The EEG phenotype model demonstrates overlap with the EEG vigilance model, where in the EEG Phenotype model an EEG is described as its predominant feature (e.g. frontal alpha, frontal theta) the EEG vigilance model describes these as part of a continuum of vigilance. This thesis will investigate both models and aims to integrate findings from both models in their relation to predicting treatment outcome in ADHD and depression.

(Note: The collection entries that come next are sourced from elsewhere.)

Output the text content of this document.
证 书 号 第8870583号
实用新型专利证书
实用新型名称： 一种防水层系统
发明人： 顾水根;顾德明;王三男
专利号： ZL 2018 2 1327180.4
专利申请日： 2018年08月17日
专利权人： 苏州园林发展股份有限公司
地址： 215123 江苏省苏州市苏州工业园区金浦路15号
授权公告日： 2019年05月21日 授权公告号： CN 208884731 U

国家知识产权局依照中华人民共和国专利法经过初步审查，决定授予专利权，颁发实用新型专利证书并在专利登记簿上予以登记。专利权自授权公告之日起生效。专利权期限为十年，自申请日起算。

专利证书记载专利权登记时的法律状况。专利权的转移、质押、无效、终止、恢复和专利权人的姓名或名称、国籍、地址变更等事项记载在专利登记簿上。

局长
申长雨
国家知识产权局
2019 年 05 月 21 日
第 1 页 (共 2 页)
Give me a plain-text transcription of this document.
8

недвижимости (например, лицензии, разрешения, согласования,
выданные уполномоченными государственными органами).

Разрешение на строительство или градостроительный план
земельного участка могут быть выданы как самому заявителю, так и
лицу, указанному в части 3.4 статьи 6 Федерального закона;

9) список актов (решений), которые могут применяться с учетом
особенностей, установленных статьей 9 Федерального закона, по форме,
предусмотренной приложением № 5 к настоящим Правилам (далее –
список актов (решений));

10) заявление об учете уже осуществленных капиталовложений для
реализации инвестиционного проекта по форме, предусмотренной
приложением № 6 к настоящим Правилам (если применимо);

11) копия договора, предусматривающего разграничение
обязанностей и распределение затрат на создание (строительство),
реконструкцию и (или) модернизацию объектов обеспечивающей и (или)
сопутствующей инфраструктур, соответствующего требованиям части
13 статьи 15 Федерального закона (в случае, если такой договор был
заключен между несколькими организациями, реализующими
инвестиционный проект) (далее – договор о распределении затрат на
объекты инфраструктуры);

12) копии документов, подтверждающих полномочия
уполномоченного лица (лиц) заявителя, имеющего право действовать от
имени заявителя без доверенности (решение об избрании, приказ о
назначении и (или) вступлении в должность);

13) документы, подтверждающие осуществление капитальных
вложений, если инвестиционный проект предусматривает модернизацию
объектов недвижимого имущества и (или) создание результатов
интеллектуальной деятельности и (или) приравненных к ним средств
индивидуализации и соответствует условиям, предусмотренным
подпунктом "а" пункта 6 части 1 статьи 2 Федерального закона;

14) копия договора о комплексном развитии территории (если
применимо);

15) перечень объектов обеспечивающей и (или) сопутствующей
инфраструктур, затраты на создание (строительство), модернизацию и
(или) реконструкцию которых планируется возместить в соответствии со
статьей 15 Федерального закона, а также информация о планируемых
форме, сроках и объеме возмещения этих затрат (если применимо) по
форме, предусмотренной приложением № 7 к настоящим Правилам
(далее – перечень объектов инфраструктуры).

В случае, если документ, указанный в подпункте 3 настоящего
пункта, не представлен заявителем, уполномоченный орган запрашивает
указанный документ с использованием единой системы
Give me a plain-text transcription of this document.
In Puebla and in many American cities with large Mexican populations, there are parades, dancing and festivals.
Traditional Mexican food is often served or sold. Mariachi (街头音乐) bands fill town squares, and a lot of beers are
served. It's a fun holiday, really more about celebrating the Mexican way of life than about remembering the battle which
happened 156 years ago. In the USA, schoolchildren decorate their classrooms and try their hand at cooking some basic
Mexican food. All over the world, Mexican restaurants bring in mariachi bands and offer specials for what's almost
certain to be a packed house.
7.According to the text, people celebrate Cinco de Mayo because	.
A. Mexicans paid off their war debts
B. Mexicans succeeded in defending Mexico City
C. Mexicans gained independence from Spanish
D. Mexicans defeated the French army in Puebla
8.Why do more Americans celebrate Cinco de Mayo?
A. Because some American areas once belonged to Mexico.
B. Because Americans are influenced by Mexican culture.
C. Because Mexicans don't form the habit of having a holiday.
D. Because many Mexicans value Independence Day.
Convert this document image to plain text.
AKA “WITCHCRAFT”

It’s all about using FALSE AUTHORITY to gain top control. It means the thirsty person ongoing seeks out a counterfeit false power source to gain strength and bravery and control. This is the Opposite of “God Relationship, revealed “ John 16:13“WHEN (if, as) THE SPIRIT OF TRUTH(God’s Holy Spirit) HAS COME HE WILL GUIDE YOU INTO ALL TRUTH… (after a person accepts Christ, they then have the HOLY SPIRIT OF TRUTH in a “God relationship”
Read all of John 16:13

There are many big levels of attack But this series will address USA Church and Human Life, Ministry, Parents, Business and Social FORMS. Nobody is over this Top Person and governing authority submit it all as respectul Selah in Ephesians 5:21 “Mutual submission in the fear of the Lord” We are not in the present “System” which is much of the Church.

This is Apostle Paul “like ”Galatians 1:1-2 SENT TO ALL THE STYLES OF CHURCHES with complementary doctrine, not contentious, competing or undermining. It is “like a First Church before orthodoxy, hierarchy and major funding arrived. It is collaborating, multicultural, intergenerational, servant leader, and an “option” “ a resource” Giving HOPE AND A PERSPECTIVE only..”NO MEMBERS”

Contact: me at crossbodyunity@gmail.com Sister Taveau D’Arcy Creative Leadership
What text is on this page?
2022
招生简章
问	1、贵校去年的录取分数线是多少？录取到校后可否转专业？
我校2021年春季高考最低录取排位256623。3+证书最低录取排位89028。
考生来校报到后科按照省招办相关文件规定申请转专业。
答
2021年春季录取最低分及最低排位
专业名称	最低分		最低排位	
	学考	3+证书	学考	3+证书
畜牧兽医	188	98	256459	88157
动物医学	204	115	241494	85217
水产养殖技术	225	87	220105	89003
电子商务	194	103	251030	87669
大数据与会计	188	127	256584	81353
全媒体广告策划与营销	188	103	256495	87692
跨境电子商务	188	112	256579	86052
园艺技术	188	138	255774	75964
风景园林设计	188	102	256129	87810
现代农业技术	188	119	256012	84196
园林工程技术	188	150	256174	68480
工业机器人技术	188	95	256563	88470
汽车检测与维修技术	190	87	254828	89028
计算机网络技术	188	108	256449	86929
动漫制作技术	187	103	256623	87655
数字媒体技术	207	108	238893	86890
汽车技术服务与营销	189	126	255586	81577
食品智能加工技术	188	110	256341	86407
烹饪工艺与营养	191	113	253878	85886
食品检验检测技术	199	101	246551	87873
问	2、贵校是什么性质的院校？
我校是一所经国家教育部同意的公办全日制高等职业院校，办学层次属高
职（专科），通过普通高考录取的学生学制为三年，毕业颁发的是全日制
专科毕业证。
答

One critical point must be remembered when viewing the listing in table 1: the various phenotypes may coexist. The various combinations of the phenotypes are too numerous to be handled completely in this limited chapter presentation. Thus, this list should not be construed as a replacement for professional assistance in designing a neurofeedback intervention or in prescribing medication, nor in any way can this be used to fully characterize an individual’s EEG/QEEG.